Waves in Dusty Space Plasmas Frank Verheest Kluwer Academic, Norwell, Mass., 2000 $115.00 (264 pp.). ISBN 0-7923-6232-2
Particulate matter in the universe exists in sizes ranging from macromolecules to micron-sized grains to even larger pebbles and boulders. When such particles are present in a plasma, they become charged (usually negatively because of the greater mobility of electrons) and thus contribute to the plasma dynamics as a separate “species.” These particles have much larger masses and usually larger charges than those of the plasma ions, but much smaller charge-to-mass ratios. This so-called dusty plasma contains a highly diverse range of collective modes of oscillation, unstable behavior, and linear and nonlinear waves.
The grains of a dusty plasma also have a range of sizes and shapes, and the charge can fluctuate in time, leading to highly complex behavior.
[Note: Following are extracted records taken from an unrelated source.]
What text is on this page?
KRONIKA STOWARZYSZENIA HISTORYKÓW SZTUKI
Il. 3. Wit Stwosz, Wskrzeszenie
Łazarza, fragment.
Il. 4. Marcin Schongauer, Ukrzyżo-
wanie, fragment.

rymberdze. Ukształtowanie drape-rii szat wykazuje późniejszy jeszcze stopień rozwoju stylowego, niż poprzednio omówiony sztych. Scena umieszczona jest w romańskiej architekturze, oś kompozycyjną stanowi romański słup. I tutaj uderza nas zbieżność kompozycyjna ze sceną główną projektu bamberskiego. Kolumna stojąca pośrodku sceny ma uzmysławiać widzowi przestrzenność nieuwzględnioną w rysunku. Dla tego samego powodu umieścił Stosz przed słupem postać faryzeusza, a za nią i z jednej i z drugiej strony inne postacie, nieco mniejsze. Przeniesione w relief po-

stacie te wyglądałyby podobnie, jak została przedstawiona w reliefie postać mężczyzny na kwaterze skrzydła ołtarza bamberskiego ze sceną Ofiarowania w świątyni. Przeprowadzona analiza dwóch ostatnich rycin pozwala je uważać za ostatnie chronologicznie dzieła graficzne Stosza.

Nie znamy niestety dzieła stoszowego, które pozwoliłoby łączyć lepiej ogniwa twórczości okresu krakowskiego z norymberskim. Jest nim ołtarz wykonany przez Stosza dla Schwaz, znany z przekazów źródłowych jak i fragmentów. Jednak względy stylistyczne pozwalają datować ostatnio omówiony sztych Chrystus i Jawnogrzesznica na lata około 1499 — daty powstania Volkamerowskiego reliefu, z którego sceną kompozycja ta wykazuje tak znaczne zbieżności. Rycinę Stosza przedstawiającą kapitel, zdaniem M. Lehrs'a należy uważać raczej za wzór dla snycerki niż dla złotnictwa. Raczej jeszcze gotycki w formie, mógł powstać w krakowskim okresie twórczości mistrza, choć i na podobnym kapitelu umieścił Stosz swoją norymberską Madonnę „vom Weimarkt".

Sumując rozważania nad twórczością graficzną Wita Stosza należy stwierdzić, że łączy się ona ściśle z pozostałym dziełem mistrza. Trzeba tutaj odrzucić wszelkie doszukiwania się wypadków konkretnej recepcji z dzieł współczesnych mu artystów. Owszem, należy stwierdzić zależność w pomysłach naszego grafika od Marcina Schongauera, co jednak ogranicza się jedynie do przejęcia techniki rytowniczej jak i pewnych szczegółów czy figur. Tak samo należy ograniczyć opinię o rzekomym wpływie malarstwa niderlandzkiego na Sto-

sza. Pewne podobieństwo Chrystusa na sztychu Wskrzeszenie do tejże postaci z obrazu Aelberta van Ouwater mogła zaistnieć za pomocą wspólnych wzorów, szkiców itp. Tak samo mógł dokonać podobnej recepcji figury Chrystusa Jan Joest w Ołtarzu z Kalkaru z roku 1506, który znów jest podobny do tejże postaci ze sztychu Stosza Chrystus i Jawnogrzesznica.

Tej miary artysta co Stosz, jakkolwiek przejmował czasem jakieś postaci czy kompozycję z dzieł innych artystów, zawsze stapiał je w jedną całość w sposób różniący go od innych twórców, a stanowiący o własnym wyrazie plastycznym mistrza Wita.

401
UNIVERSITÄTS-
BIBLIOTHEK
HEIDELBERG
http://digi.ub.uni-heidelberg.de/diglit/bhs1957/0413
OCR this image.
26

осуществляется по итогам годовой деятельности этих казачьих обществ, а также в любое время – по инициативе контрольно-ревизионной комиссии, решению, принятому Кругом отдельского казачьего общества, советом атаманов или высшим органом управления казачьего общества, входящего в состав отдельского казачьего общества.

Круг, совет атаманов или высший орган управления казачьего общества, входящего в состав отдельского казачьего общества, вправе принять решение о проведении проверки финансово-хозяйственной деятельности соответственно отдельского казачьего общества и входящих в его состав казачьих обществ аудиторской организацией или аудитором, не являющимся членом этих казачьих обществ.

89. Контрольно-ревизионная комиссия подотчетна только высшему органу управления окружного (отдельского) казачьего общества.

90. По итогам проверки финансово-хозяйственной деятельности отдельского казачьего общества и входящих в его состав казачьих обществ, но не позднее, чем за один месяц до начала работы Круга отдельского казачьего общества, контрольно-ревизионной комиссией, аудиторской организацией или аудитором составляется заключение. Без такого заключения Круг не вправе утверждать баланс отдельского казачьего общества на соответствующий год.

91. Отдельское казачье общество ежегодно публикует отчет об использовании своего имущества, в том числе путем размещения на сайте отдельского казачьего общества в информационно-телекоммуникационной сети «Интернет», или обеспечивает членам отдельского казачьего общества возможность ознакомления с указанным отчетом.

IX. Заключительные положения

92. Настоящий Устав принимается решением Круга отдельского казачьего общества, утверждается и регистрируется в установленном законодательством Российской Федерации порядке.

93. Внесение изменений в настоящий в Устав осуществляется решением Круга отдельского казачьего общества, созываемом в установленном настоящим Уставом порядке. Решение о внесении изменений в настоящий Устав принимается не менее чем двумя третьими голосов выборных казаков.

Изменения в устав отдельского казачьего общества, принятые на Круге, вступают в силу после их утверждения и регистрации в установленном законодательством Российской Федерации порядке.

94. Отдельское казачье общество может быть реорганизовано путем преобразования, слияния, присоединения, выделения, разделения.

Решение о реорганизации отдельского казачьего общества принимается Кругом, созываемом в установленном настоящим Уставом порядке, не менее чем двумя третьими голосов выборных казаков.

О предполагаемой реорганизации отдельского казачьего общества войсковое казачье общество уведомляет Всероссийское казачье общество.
Over the years, dusty plasmas have been studied mostly as a theoretical construct, due to a lack of direct observations of dust in space. In the past two decades, however, the situation has changed dramatically: First Voyager mission’s observations revealed new planetary rings and intricate structure (“spokes”) in the rings themselves; more recently, the Galileo and Ulysses missions made measurements of dust streams from Jupiter, and rocket flights collected data through noctilucent clouds high in Earth’s atmosphere.
Dusty plasmas are also now easily made in the laboratory, will be subjects of some experiments on the International Space Station, and, because of self-grown contaminants, occur in plasma-processing devices. Theory and simulations have managed to keep up with this explosion of data, leading to a new and exciting subfield of plasma physics.
In Waves in Dusty Space Plasmas , Frank Verheest has captured the diversity of phenomena, the excitement, and the challenges of studying waves in dusty plasmas in space. Verheest has contributed in many significant ways to the understanding of these plasmas over the years and has written an oft-cited review of waves (Space Science Reviews, volume 77, page 267, 1996). This book is no rewrite of the review article, but a new, major compilation and summation of this rapidly evolving subject, with its own wide range of topics.
The book naturally divides into three parts. The first part introduces basic concepts, such as charging of dust grains, and provides the observational evidence in space for dusty plasmas. The second part develops the formalism for treating dust as a separate plasma species and describes the basic electrostatic and electromagnetic wave modes in a dusty plasma; unlike many plasma textbooks, the emphasis here is on nonlinear waves as much as linear modes. The final third of the book discusses more complex processes, such as dust grains with fluctuating charges or a distribution of sizes, as well as the astrophysically important issue of dust in self-gravitating systems.
Verheest has written a book that is both highly informative and engagingly readable. His use of the first person throughout the text and his honest discussion of controversial points contribute to the personal style of this book. He assumes the reader has basic background in plasma physics but is not an expert in dusty plasmas or space plasmas. He is quick to point out that, in this still emerging field, a proper mechanism to introduce dust into the plasma equations in a mathematically rigorous manner does not yet exist; instead he extends the standard formalism in a natural way.
His approach is based on a fluid treatment of the plasma, which is almost always valid here, given the mass of grains relative to those of the usual plasma components and resulting behavior at frequencies much lower than those typically found in plasmas. He gives an excellent description of the basic physics, and the reference list he includes is complete and by itself well worth the price of the book.
Most of the treatment of waves (linear and nonlinear) is analytical. Personally, I think some numerical solutions of these complex plasma equations displayed graphically, such as are found in S. Peter Gary’s noteworthy monograph on plasmas without dust ( Theory of Space Plasma Microinstabilities , Cambridge U. Press, 1993) would add further insight. Overall, Verheest’s treatment is excellent and is highly recommended, both for those who are just starting out in the field and for more established researchers.